Texas Gubernatorial election results for Duval County
| Year | Republican |  | Democratic |  | Third party(ies) |  |
| No. | % | No. | % | No. | % |
| 2022 | 1,600 | 43.53% | 2,018 | 54.90% | 58 | 1.58% |

==Communities==

===Cities===
- Benavides
- Freer
- San Diego (county seat) (small part in Jim Wells County)
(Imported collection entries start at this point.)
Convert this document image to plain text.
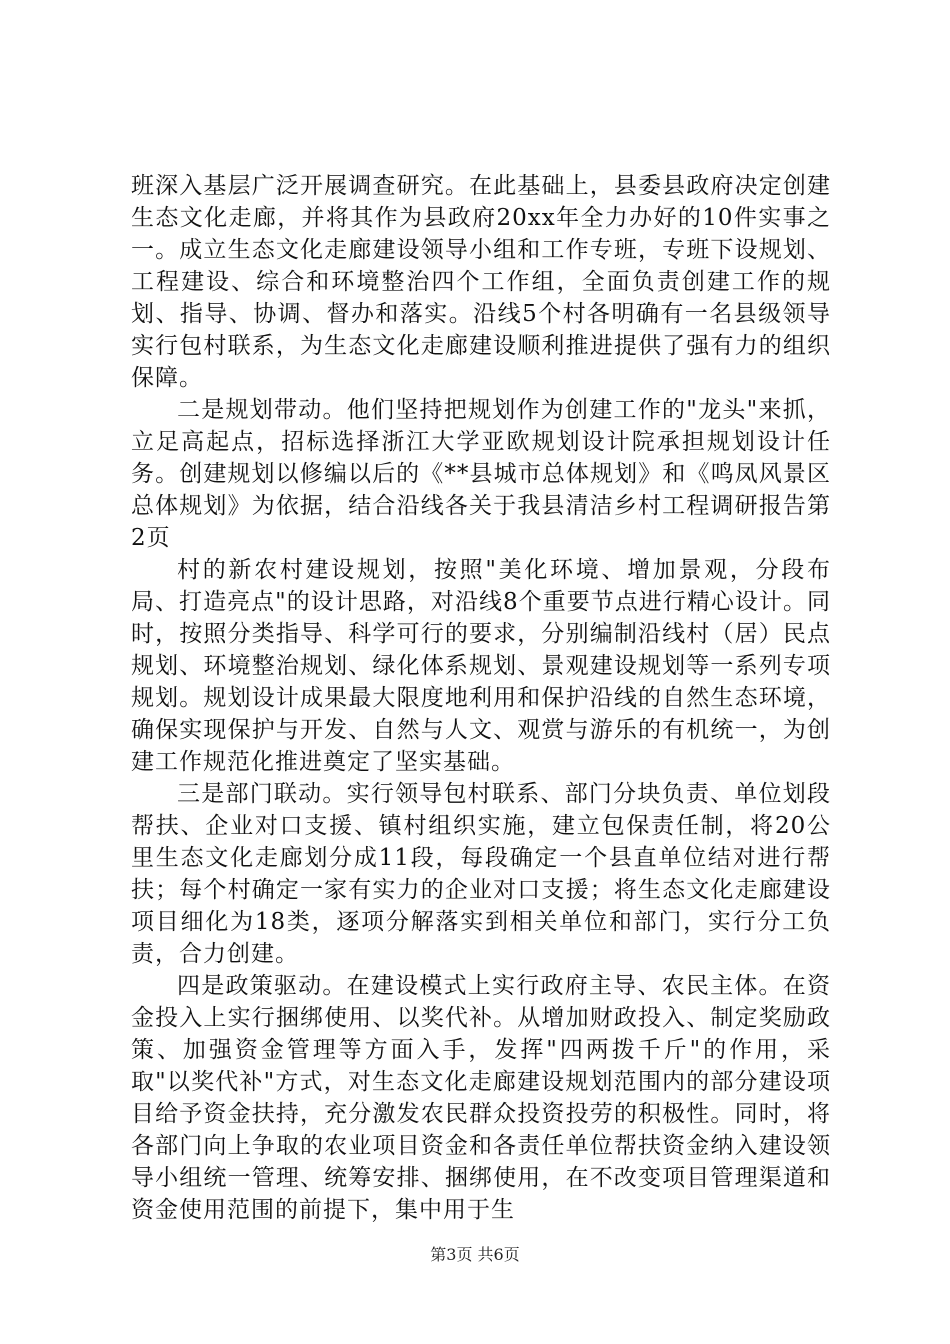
班深入基层广泛开展调查研究。在此基础上，县委县政府决定创建生态文化走廊，并将其作为县政府20xx年全力办好的10件实事之一。成立生态文化走廊建设领导小组和工作专班，专班下设规划、工程建设、综合和环境整治四个工作组，全面负责创建工作的规划、指导、协调、督办和落实。沿线5个村各明确有一名县级领导实行包村联系，为生态文化走廊建设顺利推进提供了强有力的组织保障。

二是规划带动。他们坚持把规划作为创建工作的"龙头"来抓，立足高起点，招标选择浙江大学亚欧规划设计院承担规划设计任务。创建规划以修编以后的《**县城市总体规划》和《鸣凤风景区总体规划》为依据，结合沿线各关于我县清洁乡村工程调研报告第2页

村的新农村建设规划，按照"美化环境、增加景观，分段布局、打造亮点"的设计思路，对沿线8个重要节点进行精心设计。同时，按照分类指导、科学可行的要求，分别编制沿线村（居）民点规划、环境整治规划、绿化体系规划、景观建设规划等一系列专项规划。规划设计成果最大限度地利用和保护沿线的自然生态环境，确保实现保护与开发、自然与人文、观赏与游乐的有机统一，为创建工作规范化推进奠定了坚实基础。

三是部门联动。实行领导包村联系、部门分块负责、单位划段帮扶、企业对口支援、镇村组织实施，建立包保责任制，将20公里生态文化走廊划分成11段，每段确定一个县直单位结对进行帮扶；每个村确定一家有实力的企业对口支援；将生态文化走廊建设项目细化为18类，逐项分解落实到相关单位和部门，实行分工负责，合力创建。

四是政策驱动。在建设模式上实行政府主导、农民主体。在资金投入上实行捆绑使用、以奖代补。从增加财政投入、制定奖励政策、加强资金管理等方面入手，发挥"四两拨千斤"的作用，采取"以奖代补"方式，对生态文化走廊建设规划范围内的部分建设项目给予资金扶持，充分激发农民群众投资投劳的积极性。同时，将各部门向上争取的农业项目资金和各责任单位帮扶资金纳入建设领导小组统一管理、统筹安排、捆绑使用，在不改变项目管理渠道和资金使用范围的前提下，集中用于生

第3页 共6页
===Census-designated places===
- Concepcion
- Realitos

===Unincorporated communities===
- Ramirez
- Rios
- Sejita
- Seven Sisters

===Ghost towns===
- Crestonio
- Pila Blanca
- Sweden

==Education==
School districts for the county include:
- Benavides Independent School District
- Freer Independent School District
- Premont Independent School District
- Ramirez Common School District
- San Diego Independent School District

Coastal Bend College (formerly Bee County College) is the designated community college for the county.